Lourdes Klitzkie

Personal information
- Full name: Lourdes Palomo Klitzkie
- Nationality: Guamanian
- Born: Lourdes Palomo 2 February 1940 (age 86)

Sport
- Sport: Long-distance running
- Event: Marathon

= Lourdes Klitzkie =

Guamanian long-distance runner (born 1940)

Lourdes Palomo Klitzkie (born 2 February 1940) is a Guamanian long-distance runner and professor of education. Klitzkie began long-distance running in her late thirties to combat boredom, later qualifying to represent Guam at the 1988 Summer Olympics upon recording a time below the Guamanian qualifying standard of 3:30 in the marathon.

Klitzkie was the oldest Guamanian athlete at the 1988 Olympics, and the oldest competitor in the women's marathon at the games.

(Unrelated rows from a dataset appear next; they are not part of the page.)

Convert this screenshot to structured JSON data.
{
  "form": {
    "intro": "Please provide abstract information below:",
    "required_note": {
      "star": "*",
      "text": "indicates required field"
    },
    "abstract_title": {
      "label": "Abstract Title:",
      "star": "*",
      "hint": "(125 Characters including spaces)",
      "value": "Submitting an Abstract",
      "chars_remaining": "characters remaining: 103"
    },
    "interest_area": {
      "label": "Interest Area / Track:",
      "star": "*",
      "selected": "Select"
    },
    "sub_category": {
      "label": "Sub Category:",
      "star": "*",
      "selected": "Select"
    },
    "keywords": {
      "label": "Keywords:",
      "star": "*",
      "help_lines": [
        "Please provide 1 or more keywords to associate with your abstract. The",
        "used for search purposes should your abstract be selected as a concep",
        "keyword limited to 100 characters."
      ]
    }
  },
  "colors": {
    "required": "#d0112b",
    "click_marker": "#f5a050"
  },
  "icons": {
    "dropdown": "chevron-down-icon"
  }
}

She placed 63rd out of the 64 athletes who completed the race.

==Biography==
Lourdes Palomo (Note: The sports database Olympedia states that Klitzkie's full name is Lourdes Mendiola Klitzkie.) was born on 2 February 1940. Palomo earned her bachelor's degree for elementary education in 1970 at the University of Guam. At some point, she married future Guamanian senator Robert Klitzkie, adopting the name Lourdes Palomo Klitzkie. She later earned her master's degree in 1974 at the University of New Mexico. Five years later, she earned a Doctor of Philosophy degree in special education at Utah State University.

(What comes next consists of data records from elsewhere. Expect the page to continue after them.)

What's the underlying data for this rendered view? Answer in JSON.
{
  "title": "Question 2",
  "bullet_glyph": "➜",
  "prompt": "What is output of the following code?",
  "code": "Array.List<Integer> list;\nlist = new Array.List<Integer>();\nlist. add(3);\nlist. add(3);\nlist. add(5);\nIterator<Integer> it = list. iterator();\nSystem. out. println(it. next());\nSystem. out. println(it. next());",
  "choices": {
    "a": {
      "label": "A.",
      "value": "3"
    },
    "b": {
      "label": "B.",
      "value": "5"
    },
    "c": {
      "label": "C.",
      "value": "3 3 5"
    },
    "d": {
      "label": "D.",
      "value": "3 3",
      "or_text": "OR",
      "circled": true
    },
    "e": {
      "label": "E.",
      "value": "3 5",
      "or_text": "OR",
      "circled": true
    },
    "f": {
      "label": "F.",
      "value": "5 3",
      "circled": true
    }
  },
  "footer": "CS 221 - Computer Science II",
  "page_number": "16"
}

Around the time of her graduation from Utah State University, Klitzkie, at the age of 39, took up long-distance running to combat boredom. At the time, she lived in Albuquerque, and her husband was studying for the bar exam in California. She ran fourteen marathons, including the Honolulu Marathon and the Seiko Guam Marathon, before the 1988 Summer Olympics. She qualified for the Guamanian team for the 1988 Olympics in Seoul, South Korea, after recording a time below the Guamanian qualifying standard of 3:30 in the marathon. In June 1988, upon learning that she had qualified, she stated: "I couldn't believe it. I said, 'Boy I'm at the right place at the right time.

Guam competed for the first time in the Summer Olympics in 1988. There, Klitzkie was the oldest woman on the Guamanian delegation and the oldest competitor in the women's marathon at the age of 48. She competed in the marathon on 23 September alongside 68 competitors who started in the event. There, she finished with a time of 3:25:32 for a new personal best, and placed 63rd out of the 64 competitors who finished the race, placing ahead of her compatriot Mariana Ysrael. Klitzkie received a standing ovation upon entering the Seoul Olympic Stadium, stating afterwards: "I felt like I was a winner."

Two years after the 1988 Olympics, Klitzkie lived in Yigo. She later became a professor at the University of Guam.